Quatre grands objectifs ont été identifiés :
- la protection des gîtes :
- conservation d’au moins un accès pour els chauves-souris dans tous les sites souterrains,
- mise en place de protections pour tous les sites français les plus importants connus,
- réalisation, dans chaque région, d’une liste de sites prioritaires à protéger,
- établissement de circulaires nationales pour soutenir les actions régionales,
- inventaire et préservation des colonies de chauves-souris dans tous les bâtiments classés et inscrits. Intégration des chiroptères lors de travaux et de rénovation des monuments,
- mise en place d’un partenariat entre les architectes des bâtiments de France et la SFEPM (un expert est prévenu lors de la restauration d’un site classé habité par les chauves-souris),
- mise en place d’un « médiateur » dans chaque région répondant aux gênes occasionnées par les chiroptères en bâti,
- mise en place d’un partenariat entre la DDE et le coordonnateur régional de la SFEPM pour la transmission chaque année et dans chaque région de la liste des ponts soumis à travaux,
- protection des gîtes forestiers connus (indication et localisation dans les plans de gestion sylvicole),
- développement d’une collaboration entre l’ONF, le CRPF et le coordonnateur régional de la SFEPM.
- la protection et la restauration de l’habitat de chasse des espèces jugées prioritaires
- cartographie des habitats autour des colonies de mise bas des espèces dont les terrains de chasse sont connus à ce jour,
- mesures de gestion sur les milieux des espèces dont les terrains de chasse sont connus à ce jour,
- connaissance des habitats de chasse et du régime alimentaire,
- mesures de gestion sur les milieux des espèces dont l’habitat est inconnu à ce jour.
- le suivi des populations sur les espèces jugées prioritaires
- suivi des populations des espèces prioritaires (sélection des gîtes les plus importants, comptages saisonniers, coordination d’un réseau d’observateurs, mise en œuvre d’une méthode de comptage normalisée avec fiche-type, sur une durée de 5 ans).

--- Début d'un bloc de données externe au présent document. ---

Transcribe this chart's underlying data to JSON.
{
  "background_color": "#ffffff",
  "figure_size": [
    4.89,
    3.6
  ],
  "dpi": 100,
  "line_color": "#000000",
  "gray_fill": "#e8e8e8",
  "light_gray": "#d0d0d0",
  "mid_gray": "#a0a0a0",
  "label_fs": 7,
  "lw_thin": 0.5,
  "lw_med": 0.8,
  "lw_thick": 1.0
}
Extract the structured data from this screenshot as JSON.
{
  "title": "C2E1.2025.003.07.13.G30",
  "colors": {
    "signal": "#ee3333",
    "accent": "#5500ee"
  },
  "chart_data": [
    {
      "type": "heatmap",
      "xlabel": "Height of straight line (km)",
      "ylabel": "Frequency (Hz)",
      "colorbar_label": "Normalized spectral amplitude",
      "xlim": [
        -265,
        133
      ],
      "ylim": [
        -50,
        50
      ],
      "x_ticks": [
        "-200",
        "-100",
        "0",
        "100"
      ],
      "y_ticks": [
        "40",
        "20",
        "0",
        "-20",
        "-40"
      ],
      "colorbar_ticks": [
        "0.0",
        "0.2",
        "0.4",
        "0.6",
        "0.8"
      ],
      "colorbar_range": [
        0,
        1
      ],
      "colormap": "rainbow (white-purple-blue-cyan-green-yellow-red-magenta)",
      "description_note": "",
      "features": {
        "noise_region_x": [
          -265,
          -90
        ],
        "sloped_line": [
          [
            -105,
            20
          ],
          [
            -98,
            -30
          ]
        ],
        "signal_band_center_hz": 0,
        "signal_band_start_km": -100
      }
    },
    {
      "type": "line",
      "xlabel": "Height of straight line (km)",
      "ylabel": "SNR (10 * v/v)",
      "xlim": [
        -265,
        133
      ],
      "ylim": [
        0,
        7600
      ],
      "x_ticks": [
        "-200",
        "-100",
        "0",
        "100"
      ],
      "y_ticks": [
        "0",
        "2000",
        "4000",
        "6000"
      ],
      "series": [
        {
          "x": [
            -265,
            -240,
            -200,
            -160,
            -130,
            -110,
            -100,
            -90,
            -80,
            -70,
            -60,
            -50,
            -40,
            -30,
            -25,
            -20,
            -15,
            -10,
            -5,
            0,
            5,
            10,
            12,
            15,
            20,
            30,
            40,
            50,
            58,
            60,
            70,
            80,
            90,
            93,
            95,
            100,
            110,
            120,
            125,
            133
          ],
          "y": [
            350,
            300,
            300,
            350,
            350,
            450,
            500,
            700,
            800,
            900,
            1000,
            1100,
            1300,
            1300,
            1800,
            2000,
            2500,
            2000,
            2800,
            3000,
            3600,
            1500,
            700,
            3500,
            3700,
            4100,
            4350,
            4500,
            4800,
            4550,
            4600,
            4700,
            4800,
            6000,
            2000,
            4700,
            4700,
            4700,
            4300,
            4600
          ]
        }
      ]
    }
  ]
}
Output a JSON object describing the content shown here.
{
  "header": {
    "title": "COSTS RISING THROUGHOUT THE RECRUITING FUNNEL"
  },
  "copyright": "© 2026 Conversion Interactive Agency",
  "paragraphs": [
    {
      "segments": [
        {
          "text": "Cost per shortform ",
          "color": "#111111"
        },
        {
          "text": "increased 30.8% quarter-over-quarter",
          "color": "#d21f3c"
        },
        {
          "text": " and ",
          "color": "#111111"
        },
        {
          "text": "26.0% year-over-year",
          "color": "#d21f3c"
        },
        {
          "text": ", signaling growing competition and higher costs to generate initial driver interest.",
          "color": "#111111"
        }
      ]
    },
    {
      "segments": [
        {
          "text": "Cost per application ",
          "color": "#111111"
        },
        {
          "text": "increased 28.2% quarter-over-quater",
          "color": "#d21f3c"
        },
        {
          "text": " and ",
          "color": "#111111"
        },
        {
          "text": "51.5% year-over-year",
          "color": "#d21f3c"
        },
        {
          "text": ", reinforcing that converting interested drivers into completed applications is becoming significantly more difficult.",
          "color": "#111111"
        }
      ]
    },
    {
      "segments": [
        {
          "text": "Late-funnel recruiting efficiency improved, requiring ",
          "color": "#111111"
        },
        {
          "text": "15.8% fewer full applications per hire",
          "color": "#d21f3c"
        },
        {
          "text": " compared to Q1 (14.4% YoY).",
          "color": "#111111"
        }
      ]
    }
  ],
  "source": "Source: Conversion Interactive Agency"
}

- favoriser l’acceptation des chauves-souris par les acteurs socio-économiques concernés et assurer la sensibilisation du citoyen et des utilisateurs des milieux à la connaissance et à la protection des chauves-souris
- création et diffusion de supports de communication adaptés,
- nomination d’un médiateur du groupe chiroptères par institution,
- sensibilisation et formation dans les écoles professionnelles,
- formation des administrations concernées,
- formation auprès des professionnels,
- réalisation de cahiers techniques pour les gestionnaires de milieux souterrains, pour les professionnels concernés, pour les gestionnaires des sites épigés,
- développement de la nuit de la chauve-souris,
- interventions pédagogiques en milieu scolaire,
- prise en compte du caractère anthropophile des chauves-souris dans toute construction ou aménagement afin de laisser un accès à des parties inoccupées d’un bâtiment (notamment pour les bâtiments publics),
- création d’un label communal comme « les villages fleuris » et valorisation des actions locales dans les supports de communication envoyés aux institutions d’Etat.
L’évaluation conduite par les Muséums de Genève et de Bourges proposait plusieurs axes à intégrer dans un second plan.
Les axes étaient :
- une coordination nationale – le second plan a permis de proposer un poste d’animateur national,
- un partage des responsabilités entre les niveaux nationaux et régionaux – il a été mis en place par la déclinaison dans chaque région du 2ème plan national en plans régionaux,
- un souhait de rechercher l’adhésion des collectivités territoriales – ce, en les associant à l’élaboration des plans régionaux pour le 2ème plan,
- une communication accrue au sein des services déconcentrés de l’Etat et avec les chiroptérologues en régions,
- une sensibilisation amplifiée du grand public.